On December 15, 2017, Hunter signed a two-year contract with the Philadelphia Phillies. He changed his number from 40 to 96 after Wilson Ramos was acquired from the Rays. In 2018 with the Phillies, he was 5–4 with four saves, 25 holds (tied for fifth in the NL), and a 3.80 ERA, as he struck out 51 batters in 64 innings over 65 games.

Hunter began the 2019 season on the disabled list with a right forearm injury. He was placed on the disabled list on July 14 with a right forearm injury that cost him the first three months of the season. On July 23, Hunter underwent season-ending surgery to repair the flexor tendon in his right arm. In 2019, he was 0–0 with a 0.00 ERA in 5.1 innings over five games. On February 12, 2020, Hunter re-signed with the Phillies on a one-year deal.

===New York Mets===
On February 14, 2021, Hunter signed a minor league contract with the New York Mets with an invitation to spring training. On March 25, Hunter exercised the opt-out clause in his contract and was released by the Mets. On March 30, Hunter re-signed with the Mets on a new minor league contract. On May 6, Hunter was selected to the active roster. On May 18, 2021, Hunter recorded his first Major League hit, a single off of Tucker Davidson of the Atlanta Braves at Truist Park. After the game he described it as fulfilling and said it made him feel like "a real baseball player." On June 10, Hunter was placed on the 60-day injured list with lower back pain. In 4 games with the Mets, Hunter pitched eight scoreless innings with six strikeouts.

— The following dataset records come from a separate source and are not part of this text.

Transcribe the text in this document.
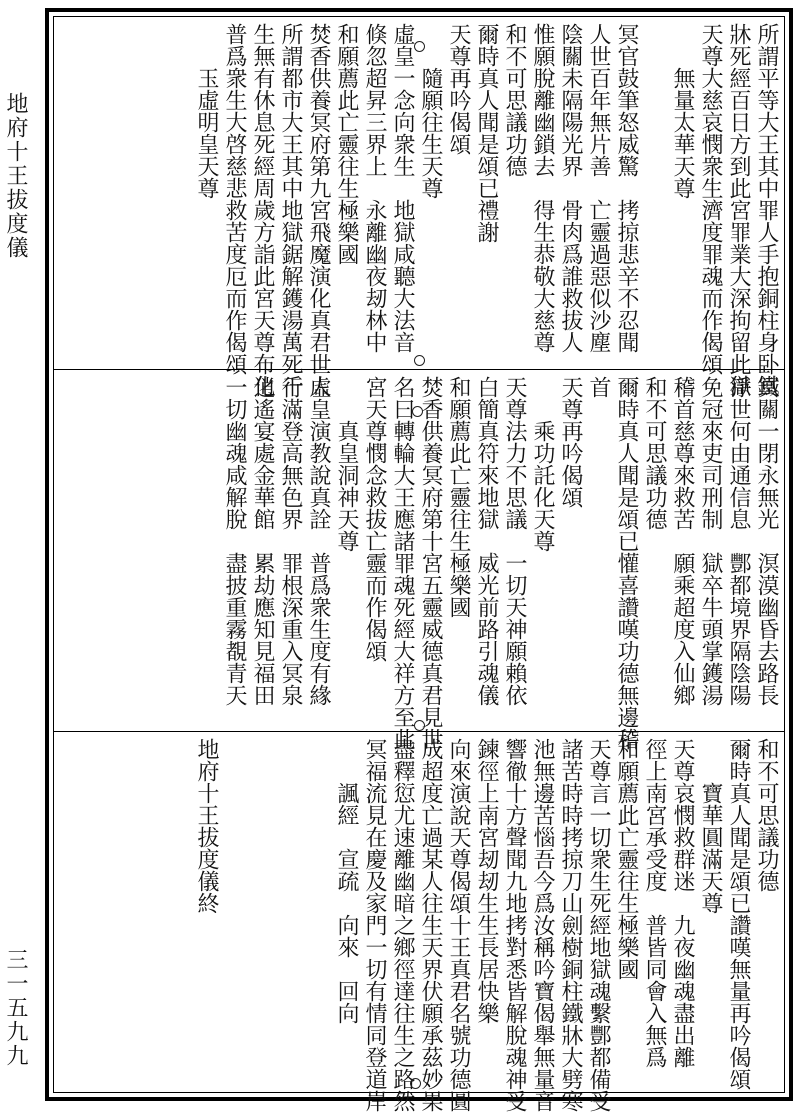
地府十王拔度儀
三一五九九
所謂平等大王其中罪人手抱銅柱身卧鐵
牀死經百日方到此宮罪業大深拘留此獄
天尊大慈哀憫衆生濟度罪魂而作偈頌
　　無量太華天尊

冥官鼓筆怒威驚　拷掠悲辛不忍聞
人世百年無片善　亡靈過惡似沙塵
陰關未隔陽光界　骨肉爲誰救拔人
惟願脫離幽鎖去　得生恭敬大慈尊
和不可思議功德
爾時真人聞是頌已禮謝
天尊再吟偈頌
　　隨願往生天尊
虛皇一念向衆生　地獄咸聽大法音
倏忽超昇三界上　永離幽夜刼林中
和願薦此亡靈往生極樂國
焚香供養冥府第九宮飛魔演化真君世人
所謂都市大王其中地獄鋸解鑊湯萬死千
生無有休息死經周歲方詣此宮天尊布化
普爲衆生大啓慈悲救苦度厄而作偈頌
　　玉虛明皇天尊
冥關一閉永無光　溟漠幽昏去路長
淨世何由通信息　酆都境界隔陰陽
免冠來吏司刑制　獄卒牛頭掌鑊湯
稽首慈尊來救苦　願乘超度入仙鄉
和不可思議功德
爾時真人聞是頌已懽喜讚嘆功德無邊稽
首
天尊再吟偈頌
　　乘功託化天尊
天尊法力不思議　一切天神願賴依
白簡真符來地獄　威光前路引魂儀
和願薦此亡靈往生極樂國
焚香供養冥府第十宮五靈威德真君見世
名曰轉輪大王應諸罪魂死經大祥方至此
宮天尊憫念救拔亡靈而作偈頌
　　真皇洞神天尊
虛皇演教說真詮　普爲衆生度有緣
行滿登高無色界　罪根深重入冥泉
逍遙宴處金華館　累劫應知見福田
一切幽魂咸解脫　盡披重霧覩青天
和不可思議功德
爾時真人聞是頌已讚嘆無量再吟偈頌
　　寶華圓滿天尊
天尊哀憫救群迷　九夜幽魂盡出離
徑上南宮承受度　普皆同會入無爲
和願薦此亡靈往生極樂國
天尊言一切衆生死經地獄魂繫酆都備受
諸苦時時拷掠刀山劍樹銅柱鐵牀大劈寒
池無邊苦惱吾今爲汝稱吟寶偈舉無量音
響徹十方聲聞九地拷對悉皆解脫魂神受
鍊徑上南宮刼刼生生長居快樂
向來演說天尊偈頌十王真君名號功德圓
成超度亡過某人往生天界伏願承茲妙果
盡釋愆尤速離幽暗之鄉徑達往生之路然
冥福流見在慶及家門一切有情同登道岸
　　諷經　宣疏　向來　回向

地府十王拔度儀終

===Tampa Bay Rays (second stint)===
On July 23, 2021, Hunter was traded to the Tampa Bay Rays alongside minor league catcher Matthew Dyer in exchange for Rich Hill.

===New York Mets (second stint)===
On May 2, 2022, Hunter signed a minor league deal with the New York Mets and was assigned to the Triple-A Syracuse Mets. On June 17, Hunter was selected to the 40-man roster and active rosters. Hunter made 18 appearances for the Mets in 2022, pitching to an 0–1 record and 2.48 ERA with 22 strikeouts in 22 1/3 innings pitched.

On December 6, 2022, Hunter re-signed with the Mets on a minor league contract. On March 27, 2023, Hunter was selected to the 40-man roster. In 14 appearances for the Mets, Hunter struggled to a 6.85 ERA with 20 strikeouts in 23 2/3 innings pitched. He was designated for assignment by the team on June 10. He was released by New York on June 13.

On October 11, 2023, Hunter announced his retirement from professional baseball on former teammate Adam Jones' podcast.